警備会社には、必ず一人はいる。
声が大きい。
指示が鋭い。
現場を引き締める。
そして新人には、やたら厳しい。
私が勝手に「キャプテン隊長」と呼んでいた男が、まさにそうだった。
初めて一緒の現場になった日のことを、今でもよく覚えている。
私は入社したばかりで、交通誘導もまだぎこちなかった。
歩行者への声かけも遠慮がちだった。
すると無線から声が飛んできた。
「もっと歩行者を見て誘導してください!」
「了解です。なるべくそうします。」
私は何気なく返事をした。
次の瞬間だった。
「『なるべく』とは何だー!」
無線が割れんばかりの大声だった。
周りの隊員まで一瞬黙る。
私は思わず顔をしかめた。
(なんだ、この人。)
こちらも短気である。
理不尽に怒鳴られるのは昔から好きではない。
広告代理店でも、飲食店でも、言い返してしまう性格だった。
だから、この隊長とも何度か小競り合いになった。
向こうも、
「うるさい新人だ。」
そう思っていただろう。
私も、
「ずいぶん偉そうな隊長だな。」
と思っていた。
年齢も、たぶん私より少し若い。
それでも指示の出し方は、まるで高校野球のキャプテンだった。
だから私は心の中で彼を「キャプテン隊長」と呼ぶようになった。
ところが、その印象をひっくり返す出来事が起きる。
入社して二年目の夏だった。
東京の暑さは異常だった。
アスファルトから照り返す熱。
空気まで熱い。
誘導棒を握る手にも力が入らない。
その日、私は自分でも気づかないうちに熱中症になっていた。
足元がふらつく。
言葉がうまく出てこない。
自分では普通に話しているつもりなのに、周りから見ると様子がおかしかったらしい。
誰かが無線で報告した。
すると、あのキャプテン隊長が駆け寄ってきた。
私はまた怒鳴られるのかと思った。
ところが違った。
「どうした?」
その声は驚くほど静かだった。
私の腕を支えながら、公園の木陰まで連れていく。
「ここで休もう。
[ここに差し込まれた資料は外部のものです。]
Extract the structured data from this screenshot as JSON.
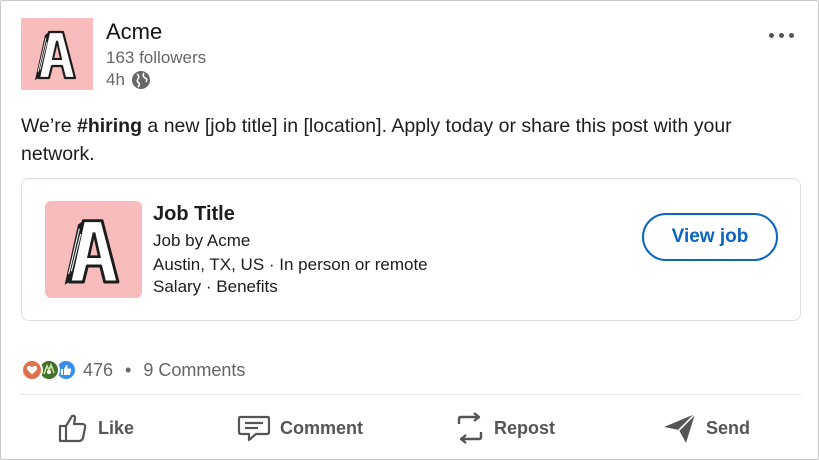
{
  "header": {
    "company_name": "Acme",
    "followers": "163 followers",
    "time": "4h",
    "logo_letter": "A",
    "logo_bg": "#f9bcbc"
  },
  "post": {
    "text_before": "We’re ",
    "hashtag": "#hiring",
    "text_after": " a new [job title] in [location]. Apply today or share this post with your network."
  },
  "job_card": {
    "title": "Job Title",
    "by": "Job by Acme",
    "location": "Austin, TX, US · In person or remote",
    "salary": "Salary · Benefits",
    "button_label": "View job",
    "accent": "#0a66c2"
  },
  "social": {
    "reaction_count": "476",
    "separator": "•",
    "comments": "9 Comments"
  },
  "actions": {
    "like": "Like",
    "comment": "Comment",
    "repost": "Repost",
    "send": "Send"
  }
}
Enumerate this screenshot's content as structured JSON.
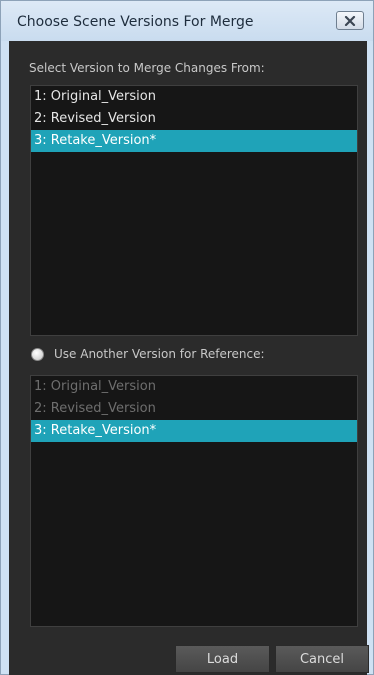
{
  "window": {
    "title": "Choose Scene Versions For Merge"
  },
  "merge_from": {
    "label": "Select Version to Merge Changes From:",
    "items": [
      {
        "label": "1: Original_Version",
        "selected": false
      },
      {
        "label": "2: Revised_Version",
        "selected": false
      },
      {
        "label": "3: Retake_Version*",
        "selected": true
      }
    ]
  },
  "reference": {
    "label": "Use Another Version for Reference:",
    "checked": false,
    "enabled": false,
    "items": [
      {
        "label": "1: Original_Version",
        "selected": false
      },
      {
        "label": "2: Revised_Version",
        "selected": false
      },
      {
        "label": "3: Retake_Version*",
        "selected": true
      }
    ]
  },
  "buttons": {
    "load": "Load",
    "cancel": "Cancel"
  },
  "colors": {
    "selection": "#1fa3b8",
    "panel": "#2b2b2b",
    "list_bg": "#161616",
    "titlebar": "#cfe1f3"
  },
  "icons": {
    "close": "close-icon",
    "radio": "radio-unchecked"
  }
}
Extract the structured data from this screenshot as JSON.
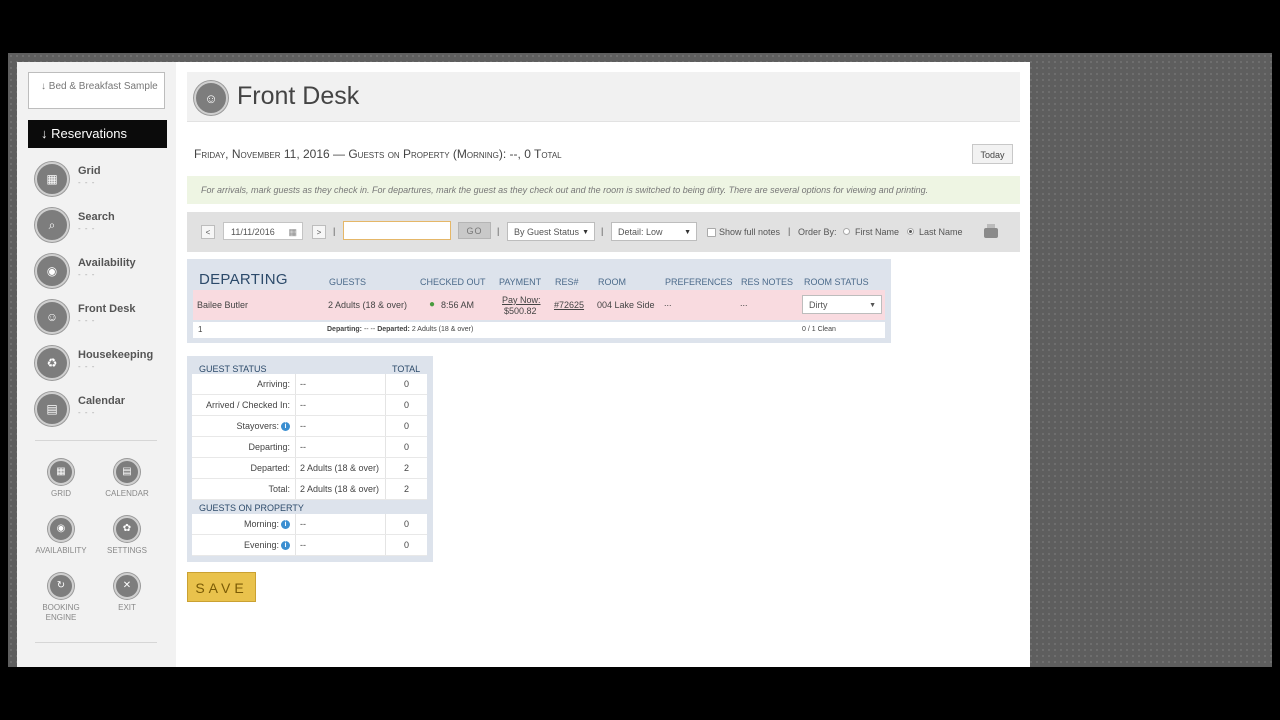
{
  "sidebar": {
    "property": "↓ Bed & Breakfast Sample",
    "reservations": "↓ Reservations",
    "nav": [
      {
        "label": "Grid",
        "sub": "- - -"
      },
      {
        "label": "Search",
        "sub": "- - -"
      },
      {
        "label": "Availability",
        "sub": "- - -"
      },
      {
        "label": "Front Desk",
        "sub": "- - -"
      },
      {
        "label": "Housekeeping",
        "sub": "- - -"
      },
      {
        "label": "Calendar",
        "sub": "- - -"
      }
    ],
    "quick": [
      {
        "label": "GRID"
      },
      {
        "label": "CALENDAR"
      },
      {
        "label": "AVAILABILITY"
      },
      {
        "label": "SETTINGS"
      },
      {
        "label": "BOOKING ENGINE"
      },
      {
        "label": "EXIT"
      }
    ]
  },
  "header": {
    "title": "Front Desk",
    "dateline": "Friday, November 11, 2016 — Guests on Property (Morning): --, 0 Total",
    "today_label": "Today"
  },
  "hint": "For arrivals, mark guests as they check in. For departures, mark the guest as they check out and the room is switched to being dirty. There are several options for viewing and printing.",
  "toolbar": {
    "prev": "<",
    "date": "11/11/2016",
    "next": ">",
    "sep": "|",
    "search_value": "",
    "go": "GO",
    "status_filter": "By Guest Status",
    "detail_filter": "Detail: Low",
    "show_full_notes": "Show full notes",
    "order_by": "Order By:",
    "first_name": "First Name",
    "last_name": "Last Name"
  },
  "departing": {
    "title": "DEPARTING",
    "headers": [
      "GUESTS",
      "CHECKED OUT",
      "PAYMENT",
      "RES#",
      "ROOM",
      "PREFERENCES",
      "RES NOTES",
      "ROOM STATUS"
    ],
    "row": {
      "name": "Bailee Butler",
      "guests": "2 Adults (18 & over)",
      "checked_out": "8:56 AM",
      "payment_line1": "Pay Now:",
      "payment_line2": "$500.82",
      "res": "#72625",
      "room": "004 Lake Side",
      "preferences": "...",
      "res_notes": "...",
      "room_status": "Dirty"
    },
    "footer": {
      "count": "1",
      "departing_label": "Departing:",
      "departing_value": "-- --",
      "departed_label": "Departed:",
      "departed_value": "2 Adults (18 & over)",
      "clean": "0 / 1 Clean"
    }
  },
  "guest_status": {
    "title": "GUEST STATUS",
    "total_header": "TOTAL",
    "rows": [
      {
        "label": "Arriving:",
        "value": "--",
        "total": "0"
      },
      {
        "label": "Arrived / Checked In:",
        "value": "--",
        "total": "0"
      },
      {
        "label": "Stayovers:",
        "value": "--",
        "total": "0"
      },
      {
        "label": "Departing:",
        "value": "--",
        "total": "0"
      },
      {
        "label": "Departed:",
        "value": "2 Adults (18 & over)",
        "total": "2"
      },
      {
        "label": "Total:",
        "value": "2 Adults (18 & over)",
        "total": "2"
      }
    ],
    "on_property_title": "GUESTS ON PROPERTY",
    "on_property": [
      {
        "label": "Morning:",
        "value": "--",
        "total": "0"
      },
      {
        "label": "Evening:",
        "value": "--",
        "total": "0"
      }
    ]
  },
  "save_label": "SAVE"
}
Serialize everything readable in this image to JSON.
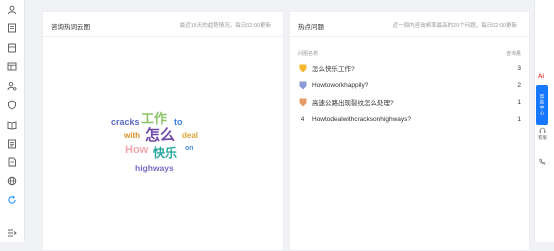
{
  "sidebar": {
    "icons": [
      "person-icon",
      "book-icon",
      "document-icon",
      "calendar-icon",
      "user-settings-icon",
      "shield-icon",
      "book-open-icon",
      "list-icon",
      "file-icon",
      "globe-icon",
      "refresh-icon",
      "expand-icon"
    ]
  },
  "wordcloud_card": {
    "title": "咨询热词云图",
    "subtitle": "最近15天的趋势情况，每日02:00更新",
    "words": [
      {
        "text": "cracks",
        "color": "#5b6bc0"
      },
      {
        "text": "工作",
        "color": "#8fc46b"
      },
      {
        "text": "to",
        "color": "#3b7dd8"
      },
      {
        "text": "with",
        "color": "#d9912b"
      },
      {
        "text": "怎么",
        "color": "#6e4aa8"
      },
      {
        "text": "deal",
        "color": "#d9a43a"
      },
      {
        "text": "How",
        "color": "#f2a7b0"
      },
      {
        "text": "快乐",
        "color": "#2aa6a0"
      },
      {
        "text": "on",
        "color": "#4a8fd6"
      },
      {
        "text": "highways",
        "color": "#7a6cc4"
      }
    ]
  },
  "hot_card": {
    "title": "热点问题",
    "subtitle": "近一周内咨询频率最高的20个问题，每日02:00更新",
    "col_question": "问题名称",
    "col_count": "咨询量",
    "rows": [
      {
        "rank": "1",
        "question": "怎么快乐工作?",
        "count": "3",
        "medal": "#f5b82e"
      },
      {
        "rank": "2",
        "question": "Howtoworkhappily?",
        "count": "2",
        "medal": "#8c9bd6"
      },
      {
        "rank": "3",
        "question": "高速公路出现裂纹怎么处理?",
        "count": "1",
        "medal": "#e59b63"
      },
      {
        "rank": "4",
        "question": "Howtodealwithcracksonhighways?",
        "count": "1",
        "medal": ""
      }
    ]
  },
  "right_rail": {
    "ai_label": "Ai",
    "service_label": "帮助中心",
    "support_label": "客服",
    "colors": {
      "accent": "#1677ff",
      "ai": "#e8382f"
    }
  }
}
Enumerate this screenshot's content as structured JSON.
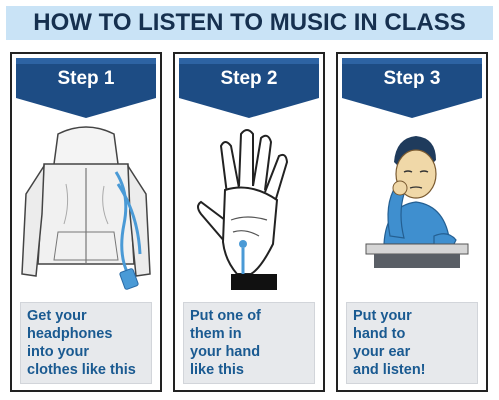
{
  "title": "HOW TO LISTEN TO MUSIC IN CLASS",
  "colors": {
    "title_bg": "#c9e3f6",
    "title_text": "#16304f",
    "banner": "#1d4c84",
    "caption_bg": "#e7e9ec",
    "caption_text": "#1a5a91",
    "accent_blue": "#4a9ad6"
  },
  "steps": [
    {
      "label": "Step 1",
      "caption_lines": [
        "Get your",
        "headphones",
        "into your",
        "clothes like this"
      ],
      "image_tag": "iPod",
      "icon": "hoodie-with-headphones-icon"
    },
    {
      "label": "Step 2",
      "caption_lines": [
        "Put one of",
        "them in",
        "your hand",
        "like this"
      ],
      "icon": "hand-with-earbud-icon"
    },
    {
      "label": "Step 3",
      "caption_lines": [
        "Put your",
        "hand to",
        "your ear",
        "and listen!"
      ],
      "icon": "student-at-desk-icon"
    }
  ]
}
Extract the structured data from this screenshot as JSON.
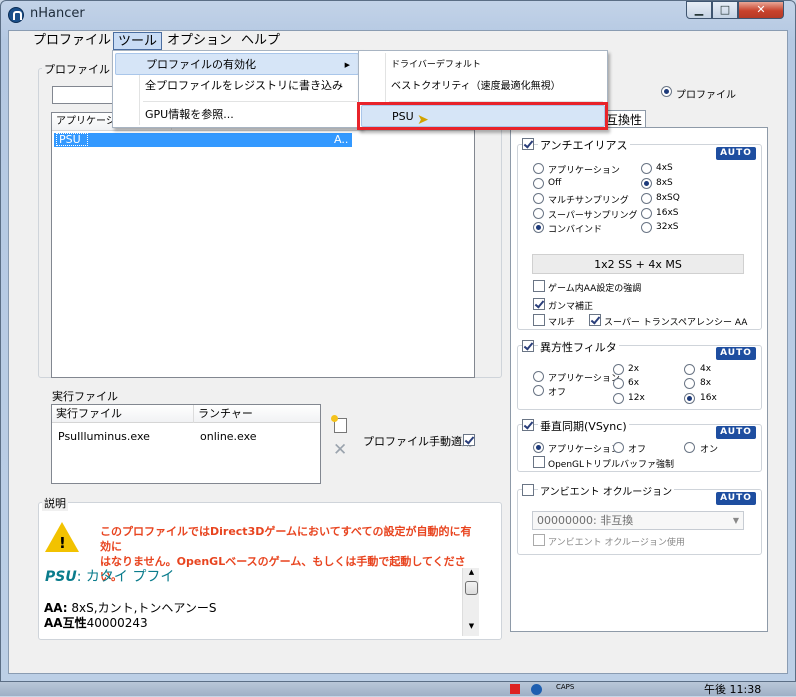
{
  "window": {
    "title": "nHancer",
    "minimize_glyph": "▁",
    "maximize_glyph": "□",
    "close_glyph": "✕"
  },
  "menubar": {
    "items": [
      "プロファイル",
      "ツール",
      "オプション",
      "ヘルプ"
    ]
  },
  "tools_menu": {
    "items": [
      "プロファイルの有効化",
      "全プロファイルをレジストリに書き込み",
      "GPU情報を参照..."
    ],
    "submenu_arrow": "▶"
  },
  "submenu": {
    "items": [
      "ドライバーデフォルト",
      "ベストクオリティ（速度最適化無視）",
      "PSU"
    ]
  },
  "profile_panel": {
    "group_label": "プロファイル",
    "columns": [
      "アプリケーション"
    ],
    "selected_row": {
      "name": "PSU",
      "tail": "A.."
    }
  },
  "exec_panel": {
    "group_label": "実行ファイル",
    "columns": [
      "実行ファイル",
      "ランチャー"
    ],
    "rows": [
      {
        "exe": "PsuIlluminus.exe",
        "launcher": "online.exe"
      }
    ],
    "manual_label": "プロファイル手動適用"
  },
  "description": {
    "group_label": "説明",
    "warning": "このプロファイルではDirect3Dゲームにおいてすべての設定が自動的に有効に\nはなりません。OpenGLベースのゲーム、もしくは手動で起動してください。",
    "profile_name": "PSU",
    "profile_sub": ": カタイ プフイ",
    "lines": [
      {
        "key": "AA:",
        "value": " 8xS,カント,トンヘアンーS"
      },
      {
        "key": "AA互性",
        "value": "40000243"
      }
    ]
  },
  "right_panel": {
    "radio_label": "プロファイル",
    "tab_label": "互換性",
    "aa": {
      "title": "アンチエイリアス",
      "auto": "AUTO",
      "left_options": [
        "アプリケーション",
        "Off",
        "マルチサンプリング",
        "スーパーサンプリング",
        "コンバインド"
      ],
      "right_options": [
        "4xS",
        "8xS",
        "8xSQ",
        "16xS",
        "32xS"
      ],
      "selected_left": "コンバインド",
      "selected_right": "8xS",
      "mode_button": "1x2 SS + 4x MS",
      "ingame": "ゲーム内AA設定の強調",
      "gamma": "ガンマ補正",
      "multi": "マルチ",
      "super_trans": "スーパー トランスペアレンシー AA"
    },
    "af": {
      "title": "異方性フィルタ",
      "auto": "AUTO",
      "col1": [
        "アプリケーション",
        "オフ"
      ],
      "col2": [
        "2x",
        "6x",
        "12x"
      ],
      "col3": [
        "4x",
        "8x",
        "16x"
      ],
      "selected": "16x"
    },
    "vsync": {
      "title": "垂直同期(VSync)",
      "auto": "AUTO",
      "options": [
        "アプリケーション",
        "オフ",
        "オン"
      ],
      "selected": "アプリケーション",
      "triple": "OpenGLトリプルバッファ強制"
    },
    "ao": {
      "title": "アンビエント オクルージョン",
      "auto": "AUTO",
      "select_value": "00000000: 非互換",
      "use_label": "アンビエント オクルージョン使用"
    }
  },
  "taskbar": {
    "caps": "CAPS",
    "time": "午後 11:38"
  }
}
」
「静かにして。」
私は申し訳なくなり、
「すみません……。」
と言おうとした。
すると彼は、少し強い口調で言った。
「いいから黙って。」
「今は何もしゃべらなくていい。」
いつもの怒っている表情とは全く違った。
助けようとしていたのだ。

それから支社へ連絡が入り、迎えの車が来た。
冷房の効いた車内で体を冷やし、その日はそのまま帰宅した。
意識がぼんやりする中で、最後まで覚えているのは、キャプテン隊長の落ち着いた表情だった。
あの日から私は、彼の呼び名を変えた。
「熱中キャプテン。」
熱中症から助けてくれたキャプテン。
口うるさい。
厳しい。
新人には容赦がない。
だけど、本当に人が困ったときには、一番先に動く。
それが彼だった。
あの日、私は初めて彼の本当の姿を見た気がした。
厳しさは、人を見捨てるためではなかった。
事故を起こさせないためだった。
命を守るためだった。
警備という仕事は、安全を守る仕事である。
だから隊長は厳しい。
その意味が、ようやく分かった。
帰宅してから、昔見た映画の宣伝のナレーションを思い出した。
「男はタフでなければ生きていけない。やさしくなければ生きていく資格がない。」
レイモンド・チャンドラーの作品だったよな、確か。
少し言葉は違うかもしれない。まあいいや。
けれど、あの日のキャプテン隊長を思い出すたびに、この言葉が胸によみがえる。
警備会社には、怒鳴る人もいる。
変わった人もいる。
個性の強い人ばかりだ。
だが、その制服の奥には、思いもよらない優しさを隠している人がいる。
熱中キャプテンは、そんなことを私に教えてくれた。
だから私は今でも、夏になるたびに思い出す。
あの暑い日、公園の木陰で、
「黙って、静かに休んでいればいい。」
と言ってくれた、あの一言を。

「男はタフでなければ生きていけない。
やさしくなければ生きていく資格がない。」
「警備員の証明」とでもいいますか。。。